Dorado, Puerto Rico?Patients with allergies should be identified and treated before undergoing ophthalmic surgery in order to improve healing for optimal visual outcomes, explained Francis S. Mah, MD, who spoke during the Current Concepts in Ophthalmology meeting in Dorado, Puerto Rico.

Allergic rhinitis affects about 30% to 40% of the U.S. population and of these individuals, 50 million also are plagued with allergic conjunctivitis, pointed out Dr. Mah, assistant professor of ophthalmology, University of Pittsburgh Medicine, Eye & Ear Institute, Pittsburgh. Since allergy sufferers are typically younger patients, there is the potential to see more of these patients in a refractive surgical clinic, making it critical to assess the location and severity of allergy symptoms.

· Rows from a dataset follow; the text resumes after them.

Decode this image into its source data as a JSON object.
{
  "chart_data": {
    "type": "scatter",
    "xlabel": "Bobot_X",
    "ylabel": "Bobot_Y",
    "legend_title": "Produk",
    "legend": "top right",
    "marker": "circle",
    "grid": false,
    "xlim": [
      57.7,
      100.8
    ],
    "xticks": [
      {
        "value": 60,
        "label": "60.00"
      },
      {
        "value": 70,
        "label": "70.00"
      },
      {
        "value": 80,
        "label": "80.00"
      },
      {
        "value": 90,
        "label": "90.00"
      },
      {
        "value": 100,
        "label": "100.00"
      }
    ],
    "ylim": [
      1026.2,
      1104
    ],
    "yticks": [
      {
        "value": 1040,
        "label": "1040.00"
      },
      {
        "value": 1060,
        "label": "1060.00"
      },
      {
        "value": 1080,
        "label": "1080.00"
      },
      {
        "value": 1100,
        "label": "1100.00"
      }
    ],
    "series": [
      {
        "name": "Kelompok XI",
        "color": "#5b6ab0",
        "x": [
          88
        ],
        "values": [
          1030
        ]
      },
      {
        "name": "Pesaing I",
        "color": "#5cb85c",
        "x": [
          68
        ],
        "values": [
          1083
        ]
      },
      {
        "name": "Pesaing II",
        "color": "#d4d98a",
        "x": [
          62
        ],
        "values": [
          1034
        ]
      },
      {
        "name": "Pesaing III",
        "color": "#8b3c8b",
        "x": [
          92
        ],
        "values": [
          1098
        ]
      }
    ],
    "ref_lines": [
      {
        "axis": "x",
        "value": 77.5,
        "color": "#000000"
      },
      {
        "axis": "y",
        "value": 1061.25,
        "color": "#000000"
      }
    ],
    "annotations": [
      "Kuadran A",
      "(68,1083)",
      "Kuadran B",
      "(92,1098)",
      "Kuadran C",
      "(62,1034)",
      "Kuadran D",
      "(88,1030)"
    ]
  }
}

Various mast cell stabilizers are available, such as nedocromil sodium (Alocril, Allergan), permirolast potassium (Alamast, Santen), and lodoxamide tromethamine (Alomide, Alcon Laboratories), although they require long-term usage before surgery.

Other topical mast cell stabilizers are quicker acting in onset due to antihistamine properties, including azelastine HCl (Optivar, MedPointe Healthcare), ketotifen fumarate (Zaditor, Novartis Ophthalmics), epinastine HCl (Elestat, Allergan), and olopatadine HCl (Patanol, Alcon). In his refractive surgery center, Dr. Mah has used all of the available antihistamine/mast cell stabilizers and he has found olopatadine HCl to be preferred by most patients, he said.

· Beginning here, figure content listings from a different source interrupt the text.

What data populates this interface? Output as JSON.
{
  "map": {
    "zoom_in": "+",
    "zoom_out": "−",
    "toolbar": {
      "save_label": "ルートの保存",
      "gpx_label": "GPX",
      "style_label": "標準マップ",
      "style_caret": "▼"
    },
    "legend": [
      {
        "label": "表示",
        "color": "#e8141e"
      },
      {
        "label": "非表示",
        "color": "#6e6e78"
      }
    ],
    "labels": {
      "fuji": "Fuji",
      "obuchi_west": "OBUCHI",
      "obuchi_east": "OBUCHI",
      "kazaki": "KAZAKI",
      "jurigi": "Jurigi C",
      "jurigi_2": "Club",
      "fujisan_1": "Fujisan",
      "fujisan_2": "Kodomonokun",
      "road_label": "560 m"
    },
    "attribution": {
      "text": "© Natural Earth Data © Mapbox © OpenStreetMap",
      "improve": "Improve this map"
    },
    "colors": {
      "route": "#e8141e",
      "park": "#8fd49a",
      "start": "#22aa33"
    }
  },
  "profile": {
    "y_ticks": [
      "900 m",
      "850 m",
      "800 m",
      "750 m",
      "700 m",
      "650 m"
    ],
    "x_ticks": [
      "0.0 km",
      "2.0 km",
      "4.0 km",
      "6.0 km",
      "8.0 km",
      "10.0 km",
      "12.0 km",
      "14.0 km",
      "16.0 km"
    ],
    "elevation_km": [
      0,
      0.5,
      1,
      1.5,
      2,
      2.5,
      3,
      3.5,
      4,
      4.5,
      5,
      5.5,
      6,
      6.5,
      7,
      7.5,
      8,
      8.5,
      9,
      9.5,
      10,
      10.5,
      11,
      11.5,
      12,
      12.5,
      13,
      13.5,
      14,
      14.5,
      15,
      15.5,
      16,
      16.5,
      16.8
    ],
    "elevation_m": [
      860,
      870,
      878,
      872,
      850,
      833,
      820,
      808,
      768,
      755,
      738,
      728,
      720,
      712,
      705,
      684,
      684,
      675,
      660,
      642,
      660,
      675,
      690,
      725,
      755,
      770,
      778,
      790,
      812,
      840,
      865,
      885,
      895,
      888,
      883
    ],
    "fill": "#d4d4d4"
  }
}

"The key issue is to identify these patients who have allergic symptoms, start treating them with a topical antihistamine, and eliminate the systemic agent," which can induce or exacerbate dry eye symptoms, Dr. Mah noted.

Those at risk

Patients with atopic dermatitis are prone to severe dry eye and at high risk for severe ocular herpes simplex virus infections. In fact, atopic dermatitis has also been linked to retinal detachments, cataracts, and keratoconus.

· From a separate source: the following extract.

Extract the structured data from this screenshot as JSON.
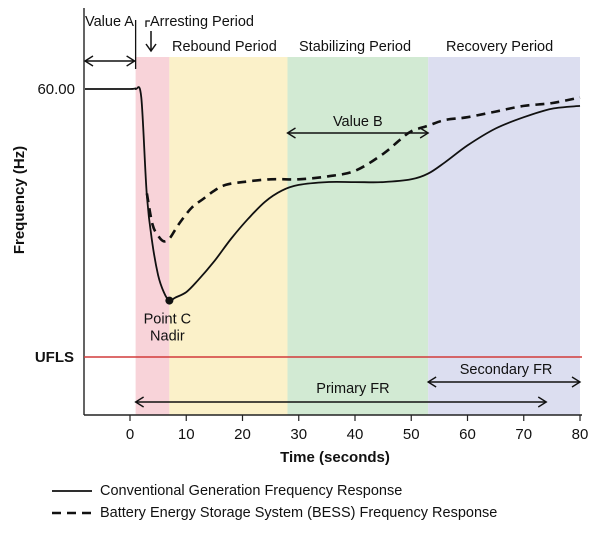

In a 2003 study from the University of California, Irvine, researchers proposed a "cascade hypothesis" as the cause of keratoconus in these atopic individuals. In these eyes, abnormal or defective enzymes lead to oxidative damage. This, in turn, triggers apoptosis, altered signaling pathways, increased enzyme activities, and fibrosis. In patients with keratoconus or forme fruste keratoconic-type topography, Dr. Mah suggests treating patients with artificial tears and allergy medications. Even individuals without a history of allergy or asthma are prescribed these therapies, he said.

"We know it makes sense to reduce any type of eye rubbing and continued oxidative damage in the patients that admit rubbing of their eyes. We are assuming that prophylactically, if we treat patients that are at risk, we may be able to prevent progression even in those patients that do not have a history of atopy or eye rubbing," he said.